Hi I’ve been trying to import Youtube videos, but now since the majority of them have automated captions, this LingQ function is not working anymore. This is really unfortunate, because it provided a ton of reading and listening content.
Same here. I’ve been trying to import YT videos in several languages - no luck. Is it now a permanent feature that we can’t do it, when there are only automatically created subtitles ? It was still working just fine just two weeks ago…
I’m still having the same problem too. It would be good to know a timeline for the fix since LingQ is basically useless to me without this feature, as almost all videos I want to import have autogenerated subtitles. It is a shame LingQ disables key features all the time but still expects you to pay. It’s extremely unethical.
The only work-around I’ve found is by installing NoteGPT (you need to be registered with Open Source Chat GPT. That summarize the video but prior to that will give you the entire transcript of it. You can copy/paste it and import it. It unfortunatelly won’t have the original video but you’ll need to generate audio, which now also sometimes does not work, or only gives audio for 30 seconds.
Too bad, I love this platform, and I hope they resolve the issues.
I’ve written to them and ask them if there will be a refund and ask that automatic renewal which for me is due any day is removed, and they answer anything else and just ignore this one.
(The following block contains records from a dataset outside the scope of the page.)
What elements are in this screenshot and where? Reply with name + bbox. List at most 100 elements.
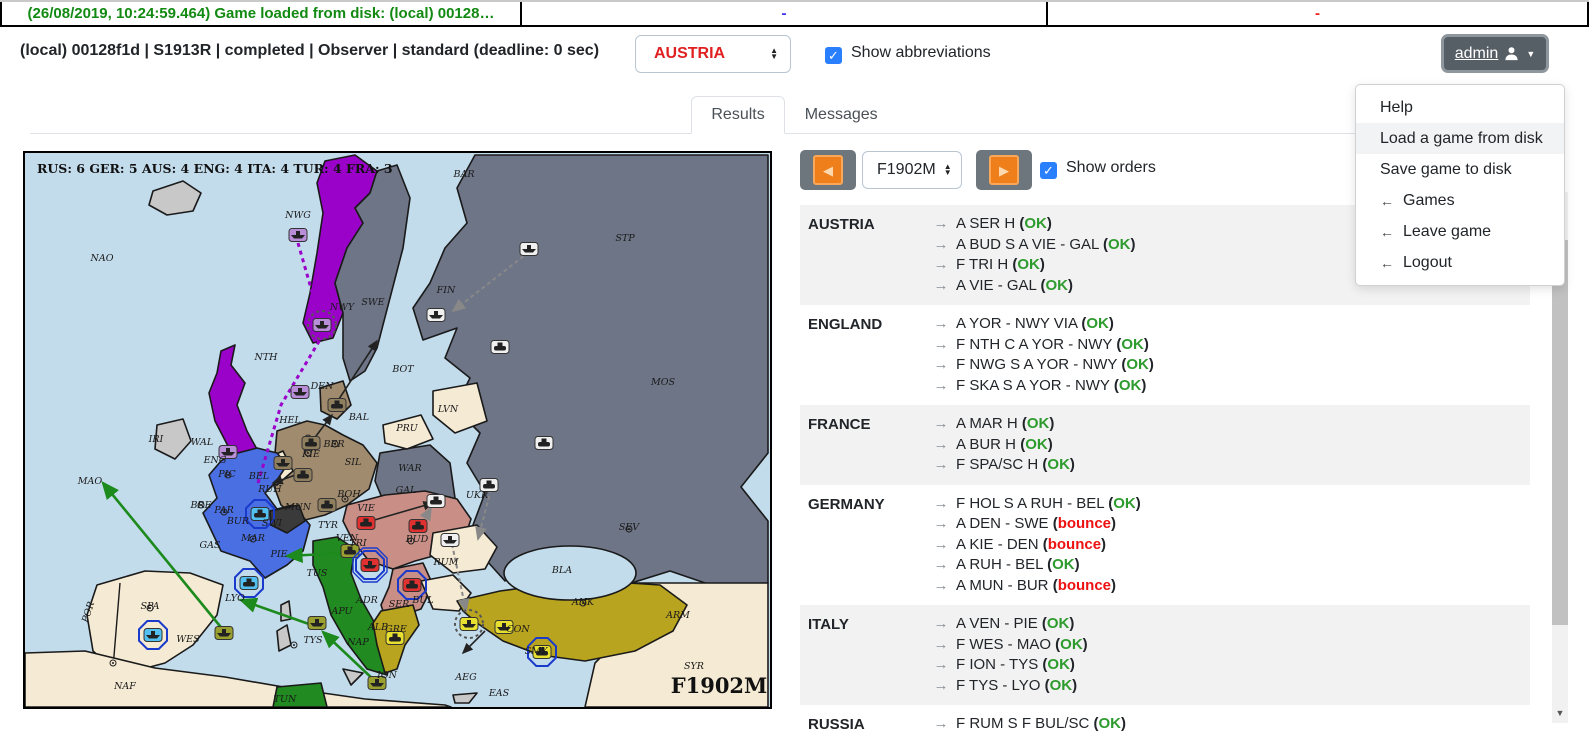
order-status: OK <box>1045 277 1068 294</box>
svg-text:BOH: BOH <box>336 489 361 500</box>
svg-text:BOT: BOT <box>391 364 414 375</box>
tab-results[interactable]: Results <box>691 96 784 134</box>
order-status: OK <box>1047 615 1070 632</box>
order-line: →A DEN - SWE (bounce) <box>926 514 1530 535</box>
svg-text:SWE: SWE <box>361 297 384 308</box>
menu-item-load-a-game-from-disk[interactable]: Load a game from disk <box>1356 123 1564 154</box>
order-status: OK <box>1121 336 1144 353</box>
svg-text:GRE: GRE <box>385 624 407 635</box>
order-line: →A MAR H (OK) <box>926 414 1530 435</box>
phase-select-value: F1902M <box>877 161 936 179</box>
svg-text:BLA: BLA <box>551 565 572 576</box>
svg-text:BUD: BUD <box>405 534 429 545</box>
menu-item-leave-game[interactable]: ←Leave game <box>1356 216 1564 247</box>
right-arrow-icon: → <box>926 714 956 735</box>
previous-phase-button[interactable]: ◀ <box>800 150 856 190</box>
map-phase-label: F1902M <box>671 673 768 698</box>
svg-text:HEL: HEL <box>278 415 301 426</box>
power-select[interactable]: AUSTRIA ▲▼ <box>635 35 791 73</box>
show-orders-checkbox[interactable]: ✓ <box>1040 162 1057 179</box>
order-line: →A BUR H (OK) <box>926 435 1530 456</box>
svg-text:BAL: BAL <box>348 412 369 423</box>
right-arrow-icon: → <box>926 414 956 435</box>
svg-text:BAR: BAR <box>453 169 475 180</box>
show-abbreviations-checkbox[interactable]: ✓ <box>825 47 842 64</box>
svg-text:BER: BER <box>322 439 344 450</box>
svg-text:GAL: GAL <box>396 485 417 496</box>
order-line: →F SKA S A YOR - NWY (OK) <box>926 376 1530 397</box>
orders-row-russia: RUSSIA→F RUM S F BUL/SC (OK) <box>800 705 1530 735</box>
right-arrow-icon: → <box>926 555 956 576</box>
menu-item-logout[interactable]: ←Logout <box>1356 247 1564 278</box>
order-line: →A RUH - BEL (OK) <box>926 555 1530 576</box>
left-arrow-icon: ← <box>1380 255 1394 271</box>
orders-row-germany: GERMANY→F HOL S A RUH - BEL (OK)→A DEN -… <box>800 485 1530 606</box>
svg-text:SIL: SIL <box>345 457 362 468</box>
svg-text:BUR: BUR <box>226 516 249 527</box>
svg-text:LVN: LVN <box>437 404 459 415</box>
game-map[interactable]: BARNWGNAOSTPFINNWYSWENTHBOTMOSDENLVNHELB… <box>23 151 772 709</box>
right-arrow-icon: → <box>926 635 956 656</box>
order-status: OK <box>1024 215 1047 232</box>
svg-text:WAL: WAL <box>191 437 213 448</box>
right-arrow-icon: → <box>926 435 956 456</box>
svg-text:IRI: IRI <box>148 434 164 445</box>
order-line: →F RUM S F BUL/SC (OK) <box>926 714 1530 735</box>
scrollbar-thumb[interactable] <box>1552 240 1568 625</box>
svg-text:STP: STP <box>615 233 635 244</box>
select-arrows-icon: ▲▼ <box>770 48 778 60</box>
svg-text:TUS: TUS <box>307 568 328 579</box>
svg-text:BRE: BRE <box>189 500 211 511</box>
svg-text:MOS: MOS <box>650 377 676 388</box>
right-arrow-icon: → <box>926 676 956 697</box>
show-abbreviations-label: Show abbreviations <box>851 44 991 61</box>
power-name: ITALY <box>808 614 926 696</box>
phase-select[interactable]: F1902M ▲▼ <box>862 151 962 189</box>
svg-text:TYR: TYR <box>318 520 338 531</box>
order-status: OK <box>1017 256 1040 273</box>
menu-item-save-game-to-disk[interactable]: Save game to disk <box>1356 154 1564 185</box>
right-arrow-icon: → <box>926 355 956 376</box>
svg-text:TYS: TYS <box>303 635 323 646</box>
scrollbar-down-arrow[interactable]: ▼ <box>1552 703 1568 723</box>
svg-text:NAO: NAO <box>90 253 114 264</box>
next-phase-button[interactable]: ▶ <box>976 150 1032 190</box>
log-cell-message: (26/08/2019, 10:24:59.464) Game loaded f… <box>0 2 520 25</box>
menu-item-label: Load a game from disk <box>1380 130 1543 148</box>
order-status: OK <box>1086 315 1109 332</box>
order-status: OK <box>1113 495 1136 512</box>
order-status: OK <box>1108 236 1131 253</box>
svg-text:NWY: NWY <box>329 302 356 313</box>
power-name: FRANCE <box>808 414 926 476</box>
show-abbreviations-control: ✓ Show abbreviations <box>825 44 991 64</box>
select-arrows-icon: ▲▼ <box>944 164 952 176</box>
svg-text:AEG: AEG <box>454 672 477 683</box>
order-line: →A YOR - NWY VIA (OK) <box>926 314 1530 335</box>
menu-item-help[interactable]: Help <box>1356 92 1564 123</box>
show-orders-control: ✓ Show orders <box>1040 159 1156 179</box>
svg-text:MAO: MAO <box>77 476 103 487</box>
show-orders-label: Show orders <box>1066 159 1156 176</box>
order-status: OK <box>1126 356 1149 373</box>
order-line: →F HOL S A RUH - BEL (OK) <box>926 494 1530 515</box>
menu-item-games[interactable]: ←Games <box>1356 185 1564 216</box>
right-arrow-icon: → <box>926 655 956 676</box>
svg-text:FIN: FIN <box>436 285 456 296</box>
right-arrow-icon: → <box>926 455 956 476</box>
svg-text:TUN: TUN <box>274 694 297 705</box>
right-arrow-icon: → <box>926 494 956 515</box>
log-cell-right: - <box>1046 2 1589 25</box>
svg-text:UKR: UKR <box>466 490 488 501</box>
admin-user-button[interactable]: admin ▼ <box>1441 34 1549 73</box>
svg-text:MUN: MUN <box>284 502 312 513</box>
tab-messages[interactable]: Messages <box>785 96 898 134</box>
svg-text:ADR: ADR <box>355 595 378 606</box>
tab-bar: ResultsMessages <box>30 96 1559 134</box>
order-status: OK <box>1025 436 1048 453</box>
svg-text:DEN: DEN <box>310 381 335 392</box>
svg-text:RUH: RUH <box>257 484 282 495</box>
right-arrow-icon: → <box>926 376 956 397</box>
menu-item-label: Games <box>1403 192 1455 210</box>
order-status: OK <box>1050 677 1073 694</box>
svg-text:GAS: GAS <box>200 540 221 551</box>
Sorry to hear the auto generated import bug is persisting. Is this on the app or on the web?
Importing from YoutubeUrls works again as of a couple days ago on the web, my guess is there is some further bug with the new transcription feature.
This is the log from my Auto generated video import through my free playlist import extension.
I will preface that I’ve been using Lingq for about a week now, so I’m still a new user and still figuring out all the features. I didn’t know that the inability to import Youtube with autogenerated subtitles was a bug until I saw it here on the forums, I just thought that this is how this feature usually works and was a known limitation. Anyway, I’ve been able to import the YouTube videos without issues using a rather manual process. I first copy the YouTube URL and then extract the mp3 audio using youtube-dl in the command line. I then import the audio into Lingq and have it automatically transcribe the audio as a lesson. I then update the created lesson and paste the Youtube URL in the video field. When I play it on Lingq, everything seems to be in sync. I only import/watch/study a couple of videos a day, so the process has been working fine for me. But, it does take a few minutes to go through these steps per video, so it’s not an instant thing. Good luck
Having the same issue. Worked fine a few weeks ago and now I get the same error about no appropriate subtitles, even though I’ve had no problem importing videos from the same uploader for nearly a year. Very frustrating, hope this is addressed soon as Lingq is much less useful without this feature and probably not worth my money.
The Chrome extension works on YouTube videos that have a closed caption. It doesn’t, however, work on YouTube videos where the translation is auto-generated. The workaround I use is to record the YouTube audio with a program like Audacity and load that into the lesson you are building. Also, load the YouTube video into the video, then click the GENERATE AUTOMATIC TRANSCRIPT button and let the program do its work.
It is good to know that, there is a way to import videos another way, but we pay subscrption to have this functionality. We were not informed that we won’t be able to use it anymore, as we used to do just weeks ago…
If I recall correctly LingQ’s policy used to be that you’re not really supposed to be able to import auto-generated subtitles, as they are typically atrocious in quality. It may have only worked by accident.
If you really want the auto-generated subtitles, you could just use one of the countless websites that offer downloading YouTube subtitles, like this one: https://downsub.com/
Or if you’re comfortable with the command line or programming you could just use GitHub - yt-dlp/yt-dlp: A youtube-dl fork with additional features and fixes
It worked previously and it should definetly work in the future. The users themselves should decide if they want to import content with auto-generated subtitles or not.
And in my experience, auto-generate subtitles are generally pretty good.
The link you posted immediately alarms my antivirus software. Very trustworthy.
So before I set up a Virtual machine to download audio or record the audio in a daw and then render it or install a python IDE to download audio, it would be much easier to just import it.
It is worth accepting a worse automatic transcript if you can find easier content.
@bamboozled Actually, this is what I thought as well, auto-generated subtitles were not importable before, this is why I was surprised to see how many people were using it.
However, I have to say it is more convenient if this possibility exist.
Before I was just converting a Youtube video in audio with countless tools online to do so, and import it in LingQ. With the Whisper automatic option LingQ creates the related transcript.
It would be interesting to know if the self-generated transcript from Youtube (which I suppose is Google translate? Bart?) is better or worse than Whisper. I have never done any test about it.